Het principe hierbij kan alvast zijn: baat het niet, het schaadt zeker niet.
Maar wellicht het belangrijkste in de strijd tegen virale infecties is het verzorgen van de algehele conditie en het bevorderen van het immuunsysteem door hygiëne, een gunstig milieu (genoeg zuurstof, geen tocht enz.) en ook door het verstrekken van een volwaardige voeding eventueel aangevuld met antioxidanten (bv. de vitamines C en E), omega-3 oliën e.a.

Of toch?

Wetenschappers van het MIT (Massachusetts Institute of Technology) zijn mogelijk toch een silver bullet (een algemeen inzetbaar middel) op het spoor... Ze werken namelijk aan een product, een eiwit met name, dat voorlopig luistert naar de naam DRACO, een letterwoord voor "Double-stranded RNA Activated Caspase Oligomerizer". Een hele mondvol die u en mij natuurlijk niet veel zegt. Kort gezegd komt het erop neer dat een hele resem virussen door het product aangespoord worden om zelfmoord te plegen en dus de besmetting op een "propere" manier te beëindigen. Bijkomend voordeel: gezonde cellen van de gastheer worden niet aangetast. Veelbelovend toch, niet?

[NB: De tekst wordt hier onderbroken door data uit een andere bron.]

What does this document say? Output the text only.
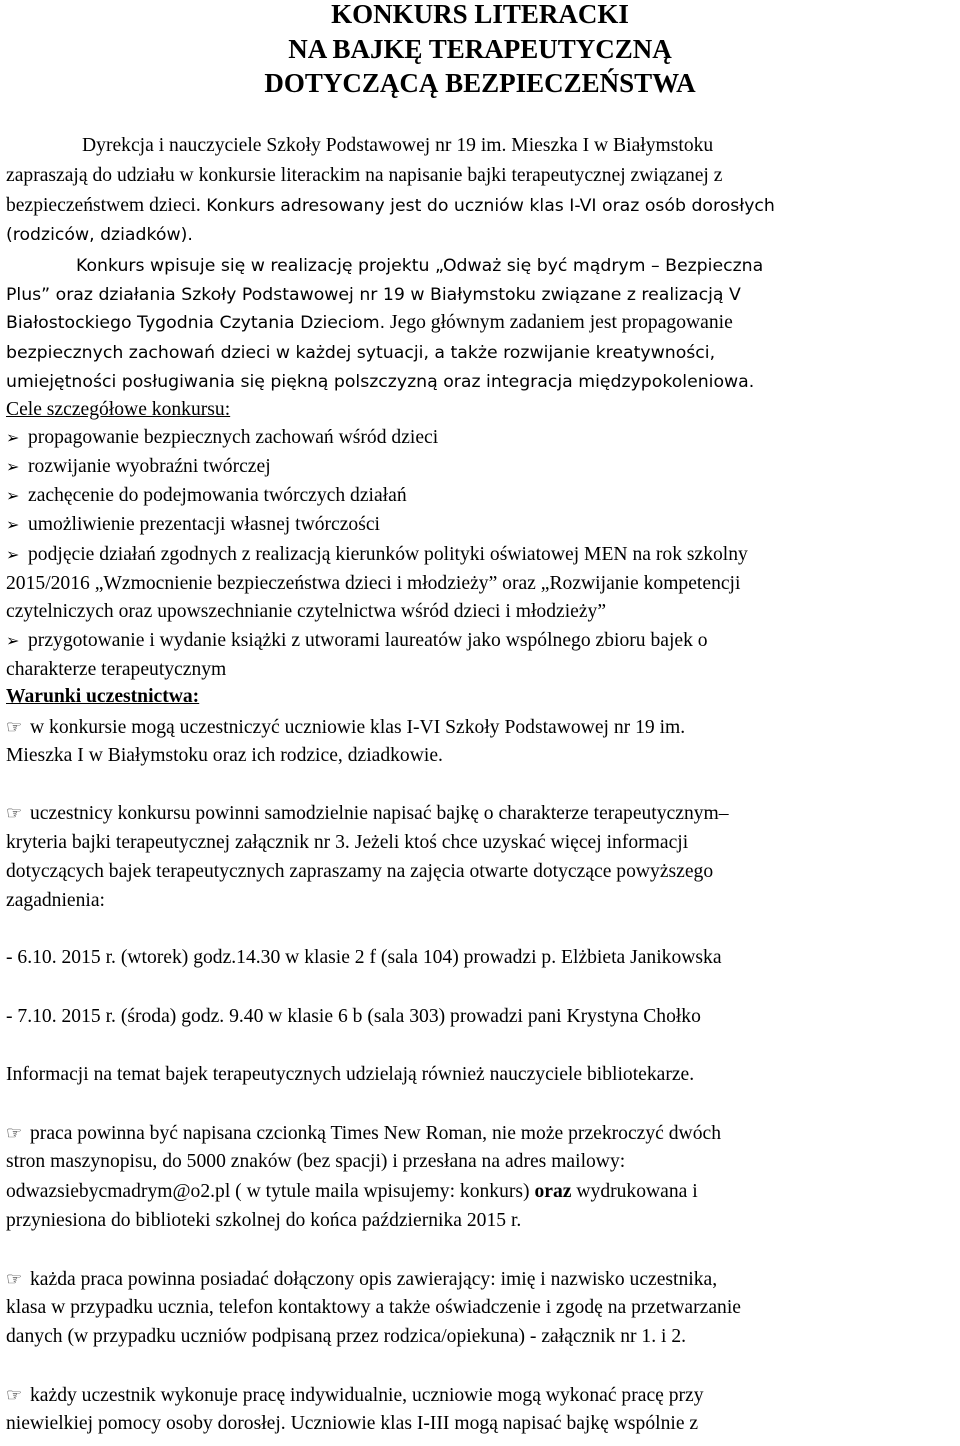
KONKURS LITERACKI
NA BAJKĘ TERAPEUTYCZNĄ
DOTYCZĄCĄ BEZPIECZEŃSTWA
Dyrekcja i nauczyciele Szkoły Podstawowej nr 19 im. Mieszka I w Białymstoku
zapraszają do udziału w konkursie literackim na napisanie bajki terapeutycznej związanej z
bezpieczeństwem dzieci. Konkurs adresowany jest do uczniów klas I-VI oraz osób dorosłych
(rodziców, dziadków).
Konkurs wpisuje się w realizację projektu „Odważ się być mądrym – Bezpieczna
Plus” oraz działania Szkoły Podstawowej nr 19 w Białymstoku związane z realizacją V
Białostockiego Tygodnia Czytania Dzieciom. Jego głównym zadaniem jest propagowanie
bezpiecznych zachowań dzieci w każdej sytuacji, a także rozwijanie kreatywności,
umiejętności posługiwania się piękną polszczyzną oraz integracja międzypokoleniowa.
Cele szczegółowe konkursu:
➢ propagowanie bezpiecznych zachowań wśród dzieci
➢ rozwijanie wyobraźni twórczej
➢ zachęcenie do podejmowania twórczych działań
➢ umożliwienie prezentacji własnej twórczości
➢ podjęcie działań zgodnych z realizacją kierunków polityki oświatowej MEN na rok szkolny
2015/2016 „Wzmocnienie bezpieczeństwa dzieci i młodzieży” oraz „Rozwijanie kompetencji
czytelniczych oraz upowszechnianie czytelnictwa wśród dzieci i młodzieży”
➢ przygotowanie i wydanie książki z utworami laureatów jako wspólnego zbioru bajek o
charakterze terapeutycznym
Warunki uczestnictwa:
☞ w konkursie mogą uczestniczyć uczniowie klas I-VI Szkoły Podstawowej nr 19 im.
Mieszka I w Białymstoku oraz ich rodzice, dziadkowie.
☞ uczestnicy konkursu powinni samodzielnie napisać bajkę o charakterze terapeutycznym–
kryteria bajki terapeutycznej załącznik nr 3. Jeżeli ktoś chce uzyskać więcej informacji
dotyczących bajek terapeutycznych zapraszamy na zajęcia otwarte dotyczące powyższego
zagadnienia:
- 6.10. 2015 r. (wtorek) godz.14.30 w klasie 2 f (sala 104) prowadzi p. Elżbieta Janikowska
- 7.10. 2015 r. (środa) godz. 9.40 w klasie 6 b (sala 303) prowadzi pani Krystyna Chołko
Informacji na temat bajek terapeutycznych udzielają również nauczyciele bibliotekarze.
☞ praca powinna być napisana czcionką Times New Roman, nie może przekroczyć dwóch
stron maszynopisu, do 5000 znaków (bez spacji) i przesłana na adres mailowy:
odwazsiebycmadrym@o2.pl ( w tytule maila wpisujemy: konkurs) oraz wydrukowana i
przyniesiona do biblioteki szkolnej do końca października 2015 r.
☞ każda praca powinna posiadać dołączony opis zawierający: imię i nazwisko uczestnika,
klasa w przypadku ucznia, telefon kontaktowy a także oświadczenie i zgodę na przetwarzanie
danych (w przypadku uczniów podpisaną przez rodzica/opiekuna) - załącznik nr 1. i 2.
☞ każdy uczestnik wykonuje pracę indywidualnie, uczniowie mogą wykonać pracę przy
niewielkiej pomocy osoby dorosłej. Uczniowie klas I-III mogą napisać bajkę wspólnie z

De werkzaamheid van DRACO is ondertussen aangetoond op geïnfecteerde dierlijke weerfsels in het labo en ook op levende muizen besmet met het griepvirus H1N1. Vandaag is het absoluut nog niet duidelijk of en wanneer DRACO een bruikbaar geneesmiddel wordt voor mens en dier. DRACO zou (voorlopig) werkzaam zijn tegen griep, verkoudheid, knokkelkoorts (dengue)... Maar daarmee zijn we wel nog een heel eind verwijderd van een universeel product dat met succes kan ingezet worden tegen het gevarieerde gamma virussen dat u en mij en onze duiven kan bedreigen...

De boosdoeners

In een volgende bijdrage overlopen we met u het gekende gamma virussen die onze duiven kunnen belagen. We onderzoeken wat ze zijn, wat ze uitrichten en waartegen we tegenwoordig zoal kunnen enten... We denken hierbij uiteraard aan pokken en PMV, maar ook aan adeno-, circo-, herpes- en rotavirussen.

Michel Bommerez

[Disclaimer: de artikelen in de reeks "Het Ei van Columbus" claimen geen wetenschappelijke onderlegdheid of autoriteit.]